La ripresa in soggettiva dall’auto di Bob con cui il regista aveva esplorato la piccola comunità sorridente di Parkersburg, ritorna in un gioco circolare, nella parte centrale e infine finale del film a mostrarci quegli stessi abitanti che ora guardano torvi e ostili verso l’avvocato perché le sue cause legali hanno messo in difficoltà la DuPont, che in quel paese forniva lavoro e servizi.
L’utilizzo della fotografia è notevole e significativo, con una predominanza di colori freddi e bluastri nelle scene ambientate in West Virginia, dove l’avvelenamento di persone e animali è diventato ormai una terribile realtà che raggela le vite di tutti, e interni con melliflui colori dorati che caratterizzano sia le lussuose feste organizzate dalle aziende chimiche che gli studi degli avvocati. Il contrasto visivo è palese e non ha certo bisogno di ulteriori spiegazioni. Questo solo per sottolineare come un cineasta raffinato, coadiuvato in questo caso dal direttore della fotografia Edward Lachman, sappia utilizzare i mezzi a sua disposizione nella produzione di un senso che va oltre la mera superficie delle immagini.

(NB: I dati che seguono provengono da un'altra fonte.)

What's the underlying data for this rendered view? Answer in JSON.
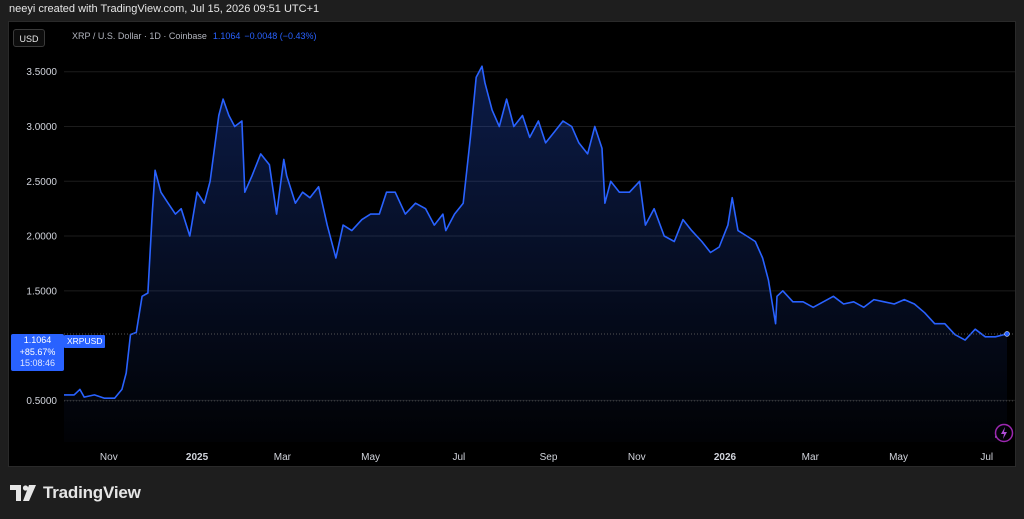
{
  "header": {
    "text": "neeyi created with TradingView.com, Jul 15, 2026 09:51 UTC+1"
  },
  "toolbar": {
    "currency_label": "USD"
  },
  "symbol": {
    "name": "XRP / U.S. Dollar · 1D · Coinbase",
    "price": "1.1064",
    "change": "−0.0048 (−0.43%)"
  },
  "price_tag": {
    "price": "1.1064",
    "percent": "+85.67%",
    "countdown": "15:08:46",
    "symbol": "XRPUSD"
  },
  "footer": {
    "brand": "TradingView"
  },
  "colors": {
    "line": "#2962ff",
    "background": "#000000",
    "text": "#d1d4dc",
    "grid": "#1c1c1c"
  },
  "icons": {
    "logo": "tradingview-logo-icon",
    "bolt": "lightning-icon"
  },
  "chart_data": {
    "type": "area",
    "symbol": "XRPUSD",
    "y_ticks": [
      "3.5000",
      "3.0000",
      "2.5000",
      "2.0000",
      "1.5000",
      "0.5000"
    ],
    "y_tick_values": [
      3.5,
      3.0,
      2.5,
      2.0,
      1.5,
      0.5
    ],
    "ylim": [
      0.12,
      3.68
    ],
    "xlim": [
      "2024-10-01",
      "2026-07-15"
    ],
    "x_ticks": [
      {
        "label": "Nov",
        "date": "2024-11-01"
      },
      {
        "label": "2025",
        "date": "2025-01-01"
      },
      {
        "label": "Mar",
        "date": "2025-03-01"
      },
      {
        "label": "May",
        "date": "2025-05-01"
      },
      {
        "label": "Jul",
        "date": "2025-07-01"
      },
      {
        "label": "Sep",
        "date": "2025-09-01"
      },
      {
        "label": "Nov",
        "date": "2025-11-01"
      },
      {
        "label": "2026",
        "date": "2026-01-01"
      },
      {
        "label": "Mar",
        "date": "2026-03-01"
      },
      {
        "label": "May",
        "date": "2026-05-01"
      },
      {
        "label": "Jul",
        "date": "2026-07-01"
      }
    ],
    "last_value": 1.1064,
    "series": [
      {
        "x": [
          "2024-10-01",
          "2024-10-08",
          "2024-10-12",
          "2024-10-15",
          "2024-10-22",
          "2024-10-29",
          "2024-11-05",
          "2024-11-10",
          "2024-11-13",
          "2024-11-16",
          "2024-11-20",
          "2024-11-24",
          "2024-11-28",
          "2024-12-01",
          "2024-12-03",
          "2024-12-07",
          "2024-12-12",
          "2024-12-17",
          "2024-12-21",
          "2024-12-27",
          "2025-01-01",
          "2025-01-06",
          "2025-01-10",
          "2025-01-16",
          "2025-01-19",
          "2025-01-23",
          "2025-01-27",
          "2025-02-01",
          "2025-02-03",
          "2025-02-08",
          "2025-02-14",
          "2025-02-20",
          "2025-02-25",
          "2025-03-02",
          "2025-03-04",
          "2025-03-10",
          "2025-03-15",
          "2025-03-20",
          "2025-03-26",
          "2025-04-01",
          "2025-04-07",
          "2025-04-12",
          "2025-04-18",
          "2025-04-25",
          "2025-05-01",
          "2025-05-07",
          "2025-05-12",
          "2025-05-18",
          "2025-05-25",
          "2025-06-01",
          "2025-06-08",
          "2025-06-14",
          "2025-06-20",
          "2025-06-22",
          "2025-06-28",
          "2025-07-04",
          "2025-07-09",
          "2025-07-13",
          "2025-07-17",
          "2025-07-19",
          "2025-07-24",
          "2025-07-29",
          "2025-08-03",
          "2025-08-08",
          "2025-08-14",
          "2025-08-19",
          "2025-08-25",
          "2025-08-30",
          "2025-09-05",
          "2025-09-11",
          "2025-09-17",
          "2025-09-22",
          "2025-09-28",
          "2025-10-03",
          "2025-10-08",
          "2025-10-10",
          "2025-10-14",
          "2025-10-20",
          "2025-10-27",
          "2025-11-03",
          "2025-11-07",
          "2025-11-13",
          "2025-11-20",
          "2025-11-27",
          "2025-12-03",
          "2025-12-09",
          "2025-12-16",
          "2025-12-22",
          "2025-12-28",
          "2026-01-03",
          "2026-01-06",
          "2026-01-10",
          "2026-01-16",
          "2026-01-22",
          "2026-01-27",
          "2026-01-31",
          "2026-02-05",
          "2026-02-06",
          "2026-02-10",
          "2026-02-17",
          "2026-02-24",
          "2026-03-03",
          "2026-03-10",
          "2026-03-17",
          "2026-03-24",
          "2026-03-31",
          "2026-04-07",
          "2026-04-14",
          "2026-04-21",
          "2026-04-28",
          "2026-05-05",
          "2026-05-12",
          "2026-05-19",
          "2026-05-26",
          "2026-06-02",
          "2026-06-09",
          "2026-06-16",
          "2026-06-23",
          "2026-06-30",
          "2026-07-07",
          "2026-07-15"
        ],
        "y": [
          0.55,
          0.55,
          0.6,
          0.53,
          0.55,
          0.52,
          0.52,
          0.6,
          0.75,
          1.1,
          1.12,
          1.45,
          1.48,
          2.2,
          2.6,
          2.4,
          2.3,
          2.2,
          2.25,
          2.0,
          2.4,
          2.3,
          2.5,
          3.1,
          3.25,
          3.1,
          3.0,
          3.05,
          2.4,
          2.55,
          2.75,
          2.65,
          2.2,
          2.7,
          2.55,
          2.3,
          2.4,
          2.35,
          2.45,
          2.1,
          1.8,
          2.1,
          2.05,
          2.15,
          2.2,
          2.2,
          2.4,
          2.4,
          2.2,
          2.3,
          2.25,
          2.1,
          2.2,
          2.05,
          2.2,
          2.3,
          2.9,
          3.45,
          3.55,
          3.4,
          3.15,
          3.0,
          3.25,
          3.0,
          3.1,
          2.9,
          3.05,
          2.85,
          2.95,
          3.05,
          3.0,
          2.85,
          2.75,
          3.0,
          2.8,
          2.3,
          2.5,
          2.4,
          2.4,
          2.5,
          2.1,
          2.25,
          2.0,
          1.95,
          2.15,
          2.05,
          1.95,
          1.85,
          1.9,
          2.1,
          2.35,
          2.05,
          2.0,
          1.95,
          1.8,
          1.6,
          1.2,
          1.45,
          1.5,
          1.4,
          1.4,
          1.35,
          1.4,
          1.45,
          1.38,
          1.4,
          1.35,
          1.42,
          1.4,
          1.38,
          1.42,
          1.38,
          1.3,
          1.2,
          1.2,
          1.1,
          1.05,
          1.15,
          1.08,
          1.08,
          1.1064
        ]
      }
    ]
  }
}
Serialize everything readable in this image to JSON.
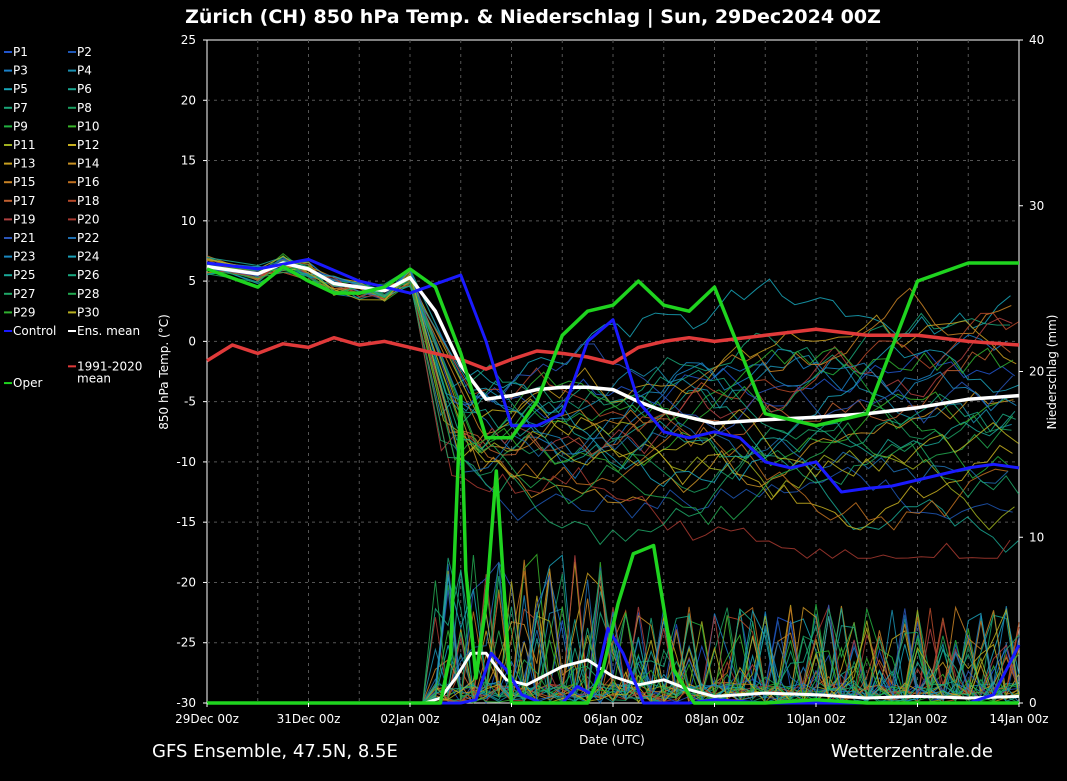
{
  "title": "Zürich  (CH)  850 hPa Temp. & Niederschlag | Sun, 29Dec2024 00Z",
  "footer": {
    "left": "GFS Ensemble, 47.5N, 8.5E",
    "right": "Wetterzentrale.de"
  },
  "chart_data": {
    "type": "line",
    "title": "Zürich  (CH)  850 hPa Temp. & Niederschlag | Sun, 29Dec2024 00Z",
    "xlabel": "Date (UTC)",
    "ylabel": "850 hPa Temp. (°C)",
    "y2label": "Niederschlag (mm)",
    "ylim": [
      -30,
      25
    ],
    "y2lim": [
      0,
      40
    ],
    "xlim": [
      0,
      16
    ],
    "x_unit": "days since 29Dec 00z",
    "x_ticks": [
      0,
      2,
      4,
      6,
      8,
      10,
      12,
      14,
      16
    ],
    "x_tick_labels": [
      "29Dec 00z",
      "31Dec 00z",
      "02Jan 00z",
      "04Jan 00z",
      "06Jan 00z",
      "08Jan 00z",
      "10Jan 00z",
      "12Jan 00z",
      "14Jan 00z"
    ],
    "y_ticks": [
      25,
      20,
      15,
      10,
      5,
      0,
      -5,
      -10,
      -15,
      -20,
      -25,
      -30
    ],
    "y_tick_labels": [
      "25",
      "20",
      "15",
      "10",
      "5",
      "0",
      "-5",
      "-10",
      "-15",
      "-20",
      "-25",
      "-30"
    ],
    "y2_ticks": [
      40,
      30,
      20,
      10,
      0
    ],
    "y2_tick_labels": [
      "40",
      "30",
      "20",
      "10",
      "0"
    ],
    "grid": true,
    "legend_position": "left-outside",
    "legend": [
      {
        "label": "P1",
        "color": "#2255cc"
      },
      {
        "label": "P2",
        "color": "#1f57b5"
      },
      {
        "label": "P3",
        "color": "#1a80c8"
      },
      {
        "label": "P4",
        "color": "#1a8fb0"
      },
      {
        "label": "P5",
        "color": "#17a5b8"
      },
      {
        "label": "P6",
        "color": "#19a590"
      },
      {
        "label": "P7",
        "color": "#1aa578"
      },
      {
        "label": "P8",
        "color": "#1b9e60"
      },
      {
        "label": "P9",
        "color": "#22b040"
      },
      {
        "label": "P10",
        "color": "#3ab52a"
      },
      {
        "label": "P11",
        "color": "#9fb020"
      },
      {
        "label": "P12",
        "color": "#c8b020"
      },
      {
        "label": "P13",
        "color": "#c9a020"
      },
      {
        "label": "P14",
        "color": "#c99225"
      },
      {
        "label": "P15",
        "color": "#c98325"
      },
      {
        "label": "P16",
        "color": "#c07020"
      },
      {
        "label": "P17",
        "color": "#c06030"
      },
      {
        "label": "P18",
        "color": "#b84a2a"
      },
      {
        "label": "P19",
        "color": "#b04040"
      },
      {
        "label": "P20",
        "color": "#a83a30"
      },
      {
        "label": "P21",
        "color": "#2a55b8"
      },
      {
        "label": "P22",
        "color": "#1f6fb0"
      },
      {
        "label": "P23",
        "color": "#1a88c0"
      },
      {
        "label": "P24",
        "color": "#1aa0b8"
      },
      {
        "label": "P25",
        "color": "#1aa898"
      },
      {
        "label": "P26",
        "color": "#1aa880"
      },
      {
        "label": "P27",
        "color": "#1fa868"
      },
      {
        "label": "P28",
        "color": "#22a850"
      },
      {
        "label": "P29",
        "color": "#30b030"
      },
      {
        "label": "P30",
        "color": "#b8b020"
      },
      {
        "label": "Control",
        "color": "#1a1aff"
      },
      {
        "label": "Ens. mean",
        "color": "#ffffff"
      },
      {
        "label": "1991-2020\nmean",
        "color": "#e03a3a"
      },
      {
        "label": "Oper",
        "color": "#1fd41f"
      }
    ],
    "series": [
      {
        "name": "Control",
        "axis": "temp",
        "color": "#1a1aff",
        "width": 3,
        "x": [
          0,
          1,
          2,
          3,
          4,
          5,
          5.5,
          6,
          6.5,
          7,
          7.5,
          8,
          8.5,
          9,
          9.5,
          10,
          10.5,
          11,
          11.5,
          12,
          12.5,
          13,
          13.5,
          14,
          14.5,
          15,
          15.5,
          16
        ],
        "y": [
          6.5,
          6,
          6.8,
          5,
          4,
          5.5,
          0,
          -7,
          -7,
          -6,
          0,
          1.8,
          -5,
          -7.5,
          -8,
          -7.5,
          -8,
          -10,
          -10.5,
          -10,
          -12.5,
          -12.2,
          -12,
          -11.5,
          -11,
          -10.5,
          -10.2,
          -10.5
        ]
      },
      {
        "name": "Ens. mean",
        "axis": "temp",
        "color": "#ffffff",
        "width": 3.5,
        "x": [
          0,
          1,
          1.5,
          2,
          2.5,
          3,
          3.5,
          4,
          4.5,
          5,
          5.5,
          6,
          6.5,
          7,
          7.5,
          8,
          8.5,
          9,
          10,
          11,
          12,
          13,
          14,
          15,
          16
        ],
        "y": [
          6.2,
          5.6,
          6.5,
          6,
          4.8,
          4.5,
          4.2,
          5.3,
          2.5,
          -2,
          -4.8,
          -4.5,
          -4,
          -3.8,
          -3.8,
          -4,
          -5,
          -5.8,
          -6.8,
          -6.5,
          -6.3,
          -6,
          -5.5,
          -4.8,
          -4.5
        ]
      },
      {
        "name": "1991-2020 mean",
        "axis": "temp",
        "color": "#e03a3a",
        "width": 3.5,
        "x": [
          0,
          0.5,
          1,
          1.5,
          2,
          2.5,
          3,
          3.5,
          4,
          4.5,
          5,
          5.5,
          6,
          6.5,
          7,
          7.5,
          8,
          8.5,
          9,
          9.5,
          10,
          11,
          12,
          13,
          14,
          15,
          16
        ],
        "y": [
          -1.6,
          -0.3,
          -1,
          -0.2,
          -0.5,
          0.3,
          -0.3,
          0,
          -0.5,
          -1,
          -1.5,
          -2.3,
          -1.5,
          -0.8,
          -1,
          -1.3,
          -1.8,
          -0.5,
          0,
          0.3,
          0,
          0.5,
          1,
          0.5,
          0.5,
          0,
          -0.3
        ]
      },
      {
        "name": "Oper",
        "axis": "temp",
        "color": "#1fd41f",
        "width": 3.5,
        "x": [
          0,
          1,
          1.5,
          2,
          2.5,
          3,
          3.5,
          4,
          4.5,
          5,
          5.5,
          6,
          6.5,
          7,
          7.5,
          8,
          8.5,
          9,
          9.5,
          10,
          11,
          12,
          13,
          14,
          15,
          16
        ],
        "y": [
          6,
          4.5,
          6.2,
          5,
          4,
          4,
          4.5,
          6,
          4.5,
          -1,
          -8,
          -8,
          -5,
          0.5,
          2.5,
          3,
          5,
          3,
          2.5,
          4.5,
          -6,
          -7,
          -6,
          5,
          6.5,
          6.5
        ]
      },
      {
        "name": "Control precip",
        "axis": "precip",
        "color": "#1a1aff",
        "width": 3,
        "x": [
          0,
          1,
          2,
          3,
          4,
          4.5,
          5,
          5.3,
          5.6,
          5.9,
          6.2,
          6.6,
          7,
          7.3,
          7.6,
          7.9,
          8.2,
          8.6,
          9,
          9.5,
          10,
          11,
          12,
          13,
          14,
          15,
          15.5,
          16
        ],
        "y": [
          0,
          0,
          0,
          0,
          0,
          0,
          0,
          0.2,
          3,
          2,
          0.5,
          0,
          0,
          1,
          0.5,
          4.5,
          3,
          0,
          0,
          0,
          0.2,
          0,
          0,
          0,
          0,
          0,
          0.5,
          3.5
        ]
      },
      {
        "name": "Ens. mean precip",
        "axis": "precip",
        "color": "#ffffff",
        "width": 3,
        "x": [
          0,
          1,
          2,
          3,
          4,
          4.3,
          4.6,
          4.9,
          5.2,
          5.5,
          5.9,
          6.3,
          7,
          7.5,
          8,
          8.5,
          9,
          9.5,
          10,
          11,
          12,
          13,
          14,
          15,
          16
        ],
        "y": [
          0,
          0,
          0,
          0,
          0,
          0,
          0.3,
          1.5,
          3,
          3,
          1.4,
          1.1,
          2.2,
          2.6,
          1.6,
          1.1,
          1.4,
          0.8,
          0.4,
          0.6,
          0.5,
          0.3,
          0.4,
          0.3,
          0.4
        ]
      },
      {
        "name": "Oper precip",
        "axis": "precip",
        "color": "#1fd41f",
        "width": 3.5,
        "x": [
          0,
          1,
          2,
          3,
          4,
          4.6,
          4.8,
          5,
          5.1,
          5.3,
          5.5,
          5.7,
          6,
          7,
          7.5,
          7.8,
          8.1,
          8.4,
          8.8,
          9.2,
          9.6,
          10,
          11,
          12,
          13,
          14,
          15,
          16
        ],
        "y": [
          0,
          0,
          0,
          0,
          0,
          0,
          3,
          18.5,
          8,
          1.5,
          6,
          14,
          0,
          0,
          0,
          2,
          6,
          9,
          9.5,
          2,
          0,
          0,
          0,
          0.2,
          0,
          0,
          0,
          0
        ]
      }
    ]
  }
}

Nonostante Dark waters non rappresenti l’apice del cinema di impegno civile americano, Haynes dimostra comunque di saper mettere in atto tutti gli strumenti del caso per rendere conto della vicenda umana e politica di Bob Bilott in un genere apparentemente lontano dai suoi registri narrativi consueti ma che, in realtà, nei conflitti interiori del protagonista schiacciato tra i suoi doveri verso la famiglia e i suoi datori di lavoro da un lato e la sua coscienza dall’altro, richiama quelle lacerazioni dell’anima che ne hanno sempre caratterizzato i personaggi. La visionarietà più estrema di titoli come Velvet Goldmine (1998) e Io non sono qui (2007), in cui Bob Dylan veniva incarnato da sette attori diversi, invece, viene messa da parte per rivivere solo in minor misura, nell’utilizzo creativo della fotografia e nei guizzi di una messa in scena mai banale che ricostruisce efficacemente una vicenda purtroppo reale e, proprio per questo, inquietantemente drammatica. Siamo certi che, dopo la visione del film, nessuno guarderà più alle padelle di casa con lo stesso sguardo distratto di una volta.